Home Secretary, Charles Clarke, is seeking from Parliament new powers to detain suspected terrorists; the Conservative Party and the Liberal Democrats are both opposed, and charges of rank opportunism are flying in every direction.

Labour claims that the existing law (also introduced under Labour) has to be changed before it lapses, and that the opposition parties are obstructing this for party advantage in the run up to the general election. Opposition parties believe that it is Labour that is manoeuvring for party advantage: that Clarke wants to see the current law lapse so he can release terror suspects and blame the opposition. With that in mind, both Conservatives and Liberal Democrats have offered temporarily to renew the current law to allow proper debate on a new one.

Labour further charges that Michael Howard makes a very unconvincing defender of civil liberties. Was he not seen as an excessively authoritarian Home Secretary? Joined by the normally sensible libertarian columnist, Matthew D'Ancona of the Sunday Telegraph, Labour points to Howard's role defending the Home Secretary's right to define the sentences of life prisoners. Labour - and less usually D'Ancona - fall far short of reasonable analysis here. Howard was thought of as a pretty tough Home Secretary at the time - but there have been three far more authoritarian incumbents since then. And in defending the executive's right to define the sentence of a lifer, Howard was not seeking to take new powers to the Home Office, merely exercise powers that had been used without challenge by almost a dozen of his predecessors. Since the Home Secretary who brought in the law giving this power to the office was, at the time, Deputy Leader of the Labour Party, and subsequently Leader of the SDP, and then Leader in the Lords of the Liberal Democrats, the Conservative Party is arguably the only party not tainted by that particular Act of Parliament.

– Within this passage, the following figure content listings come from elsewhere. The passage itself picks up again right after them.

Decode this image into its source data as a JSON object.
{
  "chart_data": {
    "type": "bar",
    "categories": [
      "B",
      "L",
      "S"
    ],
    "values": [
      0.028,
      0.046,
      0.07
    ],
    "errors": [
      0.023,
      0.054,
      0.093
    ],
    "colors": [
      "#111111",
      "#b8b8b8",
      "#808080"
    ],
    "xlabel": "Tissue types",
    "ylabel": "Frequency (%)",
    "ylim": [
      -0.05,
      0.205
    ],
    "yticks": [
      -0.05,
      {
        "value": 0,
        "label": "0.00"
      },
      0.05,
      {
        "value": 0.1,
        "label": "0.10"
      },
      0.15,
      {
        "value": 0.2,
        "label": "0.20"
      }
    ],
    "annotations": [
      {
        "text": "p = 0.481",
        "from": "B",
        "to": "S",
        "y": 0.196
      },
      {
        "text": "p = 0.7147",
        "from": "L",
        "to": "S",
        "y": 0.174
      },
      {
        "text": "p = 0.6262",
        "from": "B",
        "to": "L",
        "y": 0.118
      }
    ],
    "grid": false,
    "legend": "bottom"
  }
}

But, of course, the Home Secretary's power to set a tariff for life prisoners, while perhaps offending purist followers of Montesquieu's constitutional theories, is not in any way comparable to Charles Clarke's plans. Howard only claimed the right to confine to prison people who had been convicted in an open trial by a jury of their peers. Clarke wants to lock up "suspects". And that is a completely different thing.